In the absence of Of the Painted Choir, I’m thrilled to see new tracks emerging from the mindspace of Fred Huang who is now performing under the moniker “Asian Fred”. This new track provides more of the idyllic dreampop I’ve been missing. “When I Speak” is perfect for the blossoming warmth of Spring days… right before the heat settles in to crush our spirits. Listen to “When I Speak” right here. You can join me in the wait for the first official Asian Fred album. I want it now.
Ohioan describes their music as “Appalachian Desert” and we can’t get more on-point than that. Their latest single, “Pissing at Will”, has a dusty desert feel that we’ve come to know and love through Ohioan’s extensive recording efforts (which can be perused here). The band’s recent fundraising effort fell a bit short, but we’re hoping they keep pushing forward with the new album. After hearing “Pissing at Will”, I hope to hear the rest of the album sooner rather than later. Listen for yourself here.
Seattle-born singersongwriter might currently reside in Los Angeles, but her music carries a desert air that I can really get behind. “Come See About Loving Me” minges earthy and sweet for a perfect blend of folk. A tempered spirit, one that is “sad but free”, sweeps through the track that is both striking and somber. You can listen to “Come See About Loving Me” right here. This is an artist we definitely want to hear more from.
Phoenix indie-folk outfit Wren’s Ghost is new on the local scene, but the band is already starting to put out a few singles for their early listeners. “Black Georgia” is one such song. There are some decidedly classical influences on the music of Wren’s Ghost that can be heard in both the guitarwork and the vocals. Get on the Wren’s Ghost bandwagon early and check out “Black Georgia” here. Stick around to listen to “Lavendar Green”, another single recently released by the band.

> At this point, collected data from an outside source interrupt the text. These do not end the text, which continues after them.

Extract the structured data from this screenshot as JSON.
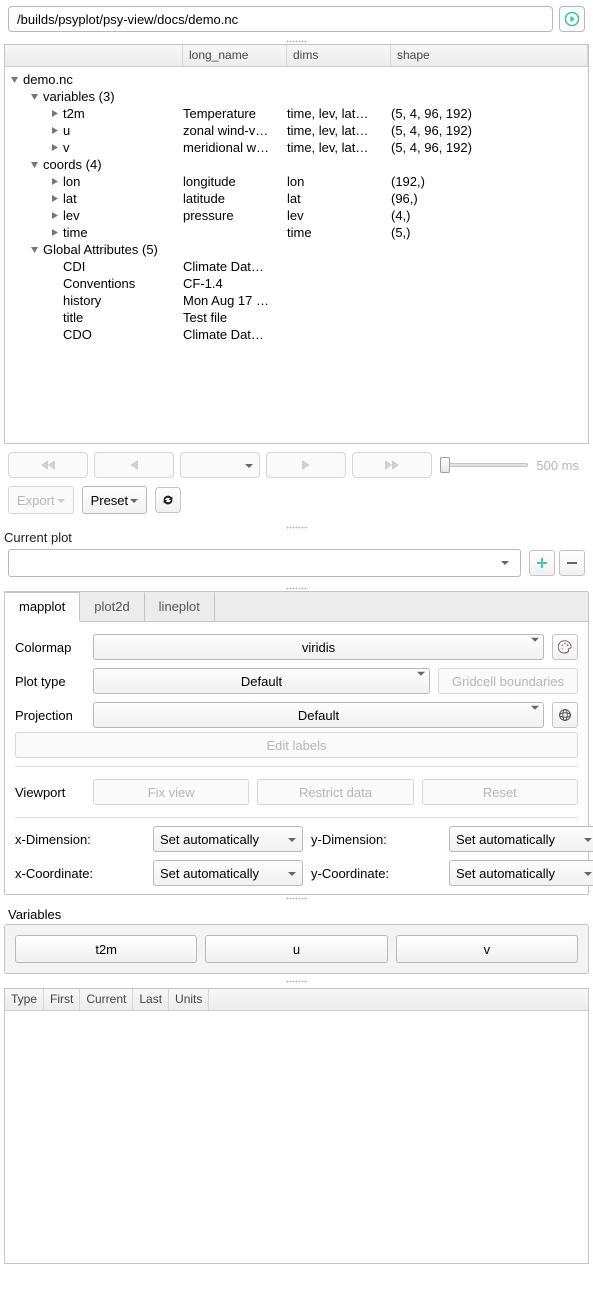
{
  "path": "/builds/psyplot/psy-view/docs/demo.nc",
  "tree": {
    "columns": [
      "",
      "long_name",
      "dims",
      "shape"
    ],
    "root": "demo.nc",
    "groups": [
      {
        "label": "variables (3)",
        "rows": [
          {
            "name": "t2m",
            "long": "Temperature",
            "dims": "time, lev, lat…",
            "shape": "(5, 4, 96, 192)"
          },
          {
            "name": "u",
            "long": "zonal wind-v…",
            "dims": "time, lev, lat…",
            "shape": "(5, 4, 96, 192)"
          },
          {
            "name": "v",
            "long": "meridional w…",
            "dims": "time, lev, lat…",
            "shape": "(5, 4, 96, 192)"
          }
        ]
      },
      {
        "label": "coords (4)",
        "rows": [
          {
            "name": "lon",
            "long": "longitude",
            "dims": "lon",
            "shape": "(192,)"
          },
          {
            "name": "lat",
            "long": "latitude",
            "dims": "lat",
            "shape": "(96,)"
          },
          {
            "name": "lev",
            "long": "pressure",
            "dims": "lev",
            "shape": "(4,)"
          },
          {
            "name": "time",
            "long": "",
            "dims": "time",
            "shape": "(5,)"
          }
        ]
      },
      {
        "label": "Global Attributes (5)",
        "attrs": [
          {
            "name": "CDI",
            "val": "Climate Dat…"
          },
          {
            "name": "Conventions",
            "val": "CF-1.4"
          },
          {
            "name": "history",
            "val": "Mon Aug 17 …"
          },
          {
            "name": "title",
            "val": "Test file"
          },
          {
            "name": "CDO",
            "val": "Climate Dat…"
          }
        ]
      }
    ]
  },
  "playback": {
    "interval": "500 ms"
  },
  "buttons": {
    "export": "Export",
    "preset": "Preset"
  },
  "current_plot": {
    "label": "Current plot"
  },
  "tabs": [
    "mapplot",
    "plot2d",
    "lineplot"
  ],
  "mapplot": {
    "colormap_label": "Colormap",
    "colormap": "viridis",
    "plot_type_label": "Plot type",
    "plot_type": "Default",
    "gridcell": "Gridcell boundaries",
    "projection_label": "Projection",
    "projection": "Default",
    "edit_labels": "Edit labels",
    "viewport_label": "Viewport",
    "fix_view": "Fix view",
    "restrict": "Restrict data",
    "reset": "Reset",
    "xdim_label": "x-Dimension:",
    "ydim_label": "y-Dimension:",
    "xcoord_label": "x-Coordinate:",
    "ycoord_label": "y-Coordinate:",
    "set_auto": "Set automatically"
  },
  "variables": {
    "label": "Variables",
    "items": [
      "t2m",
      "u",
      "v"
    ]
  },
  "bottom_cols": [
    "Type",
    "First",
    "Current",
    "Last",
    "Units"
  ]
}
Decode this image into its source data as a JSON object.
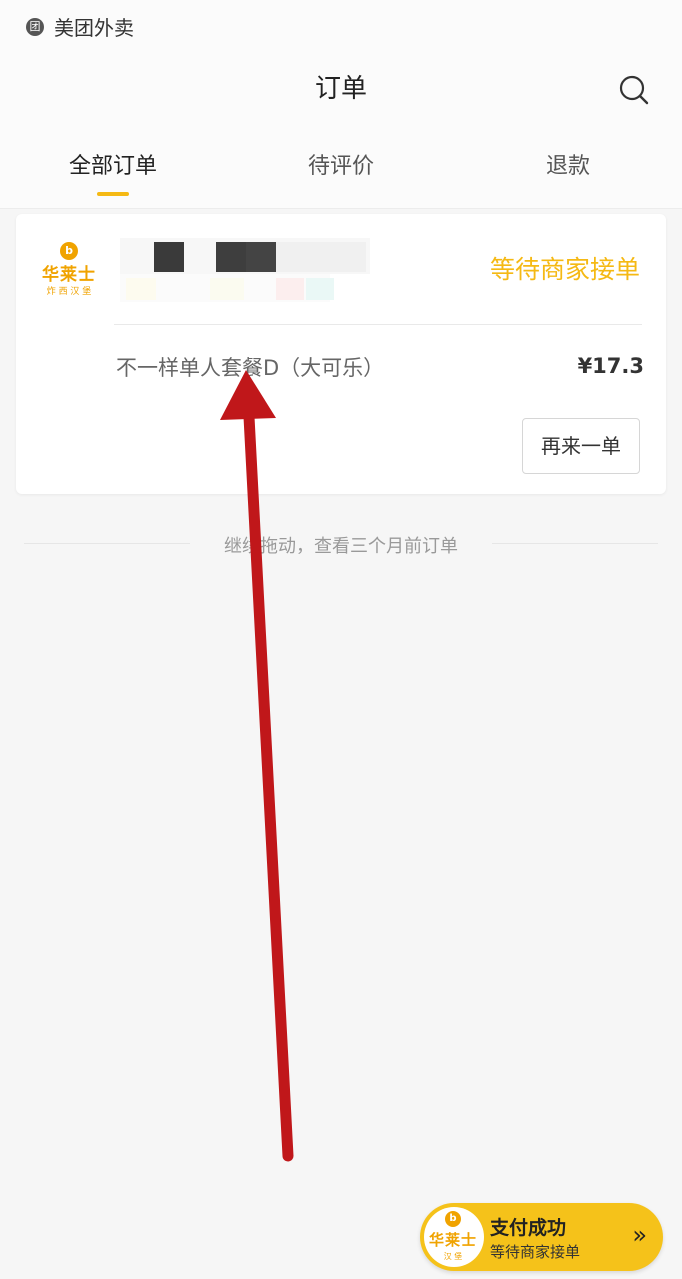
{
  "app": {
    "name": "美团外卖",
    "icon": "团"
  },
  "header": {
    "title": "订单",
    "search_icon": "search-icon"
  },
  "tabs": [
    {
      "label": "全部订单",
      "active": true
    },
    {
      "label": "待评价",
      "active": false
    },
    {
      "label": "退款",
      "active": false
    }
  ],
  "order": {
    "shop_logo": {
      "main": "华莱士",
      "sub": "炸 西 汉 堡",
      "symbol": "b"
    },
    "status": "等待商家接单",
    "item": "不一样单人套餐D（大可乐）",
    "price": "¥17.3",
    "reorder_label": "再来一单"
  },
  "older_orders_hint": "继续拖动，查看三个月前订单",
  "payment_toast": {
    "logo_main": "华莱士",
    "logo_sub": "汉 堡",
    "logo_symbol": "b",
    "title": "支付成功",
    "subtitle": "等待商家接单",
    "chevron": "»"
  },
  "colors": {
    "accent": "#f5b914",
    "annotation_arrow": "#c0171a"
  }
}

Drew Dunlap (of Northern Hustle noteriaty) has been working on a new musical undertaking known as The Lone Wolfs. The EP in the works from The Lone Wolfs is called Daddy Issues, but that might have something more to do with Dunlap’s fatherly role rather than any reflection on his own dear old dad. Oftentimes, when I listen to Dunlap’s music in its varied forms, I get the impression of someone trying very hard to hold to innocence in the face of the darkness in the world. “Scary Books” is a little more playful than that. Listen for yourself here.